I have been writing for the gun press since 1989. I’ll never be rich or famous, but I do get a fair amount of reader mail. Hearing from you guys is pure joy to a dweeb like me. Not all of it, however, is gleaming.


After publishing my first column on Dog, I got one letter from a reader deeply incensed I would abuse my hound so. He was terribly offended Dog had to live outdoors without central heat and air conditioning. He felt my keeping her in such squalid circumstances bordered upon abuse. I fear I simply have to disagree.

Dog’s house was well insulated. Every year, my bride took an old sheet and sewed it into a big pillow. We would pack this ample cotton cloth bag with cedar chips and use that to make Dog’s bed. She got a fresh one every Fall. When it was warm, she just curled up on the front porch.

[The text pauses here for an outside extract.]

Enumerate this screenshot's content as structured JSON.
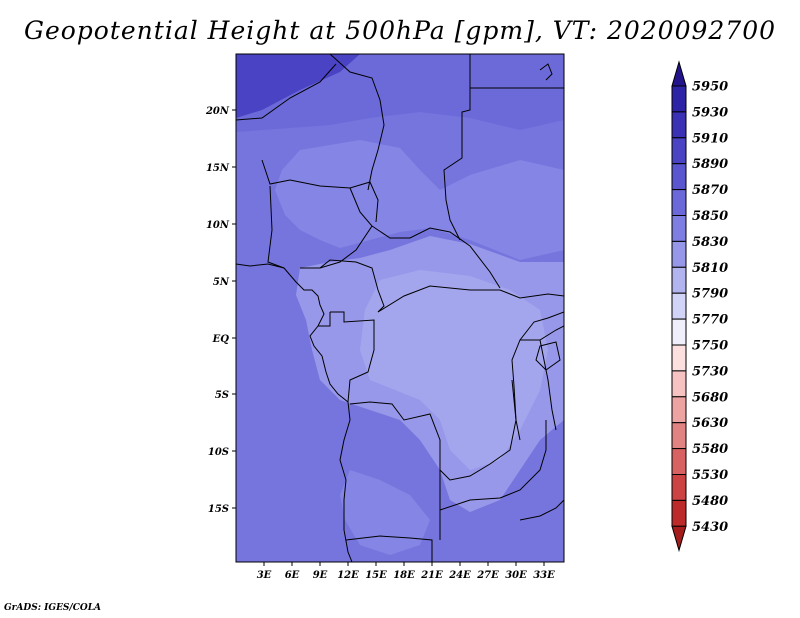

Dog didn’t wear a collar. We live so far out she never wandered far enough afield to pester the neighbors. Dog was the master of her own destiny. She came and went as she pleased. Dog wasn’t abused, neglected, or unloved. Dog was free.

Dog didn’t need to have her glands expressed, and she didn’t take doggie Xanax when it thundered out. We saw to it she was kept free from fleas, ticks and worms, but she didn’t spend much time at the vet. I have friends who feed their hounds Prozac for depression. Dog had little use for such as this. Liberty was her antidepressant.

My kids used to take an hour’s walk around the farm every day as a break from their homeschool curriculum. Dog kept them company every single time. Now the kids are grown and gone, my wife and I do the same most days. Dog never missed one. Though she was not terribly refined, Dog simply reeked of character. She was such an affectionate, civil beast.

This is Dog’s resting place today. She overlooks the lake where we had so
many good times and is commemorated with a tulip poplar tree.


As go our dogs, so, too, go we. We Americans, at times do perhaps excessively venerate our animals. I am forever vexed by those of my friends who will travel to the gates of hell to rescue a feral puppy while nonetheless writing a check to Planned Parenthood in support of abortion. The logic of that escapes me.

It does not take a social scientist to demonstrate Americans have grown soft these past few generations. My grandfather hunted blackbirds and opossums to keep his family fed during the Great Depression. Today’s generation finds themselves helpless in the absence of proper Wi-Fi.

A human child will rise to the level demanded of it. Expect a kid to behave like an animal and he will do so with verve. Demand she comports herself in the manner of a civilized adult and enforce your will in this regard, and she will ascend to that level. To a lesser degree, our animals follow suit.

I don’t want some soft, fragile beast as a companion on my rural walks. Believe me, when I tell you, Dog would have given her dying breath for me had the need arisen. Dog and I loved each other, and I do miss her so.

Dog was just a mutt, but she was such a great pal.


Dog guarded my rural home with singular purpose. She barked at the Brown Truck of Happiness like it was a demon from Hades right up until the local UPS driver started giving her dog biscuits. After this, she looked forward to its arrival in a manner that bordered upon unseemly.

God did not design dogs to live like human children. In His infinite wisdom, He built the canine to be the archetypal guardian. You will seldom find a more effective example of tenacity, loyalty and dedication. Dogs are sentinels, comrades and warriors. If yours is not these things, then I humbly assert you might just be doing it wrong.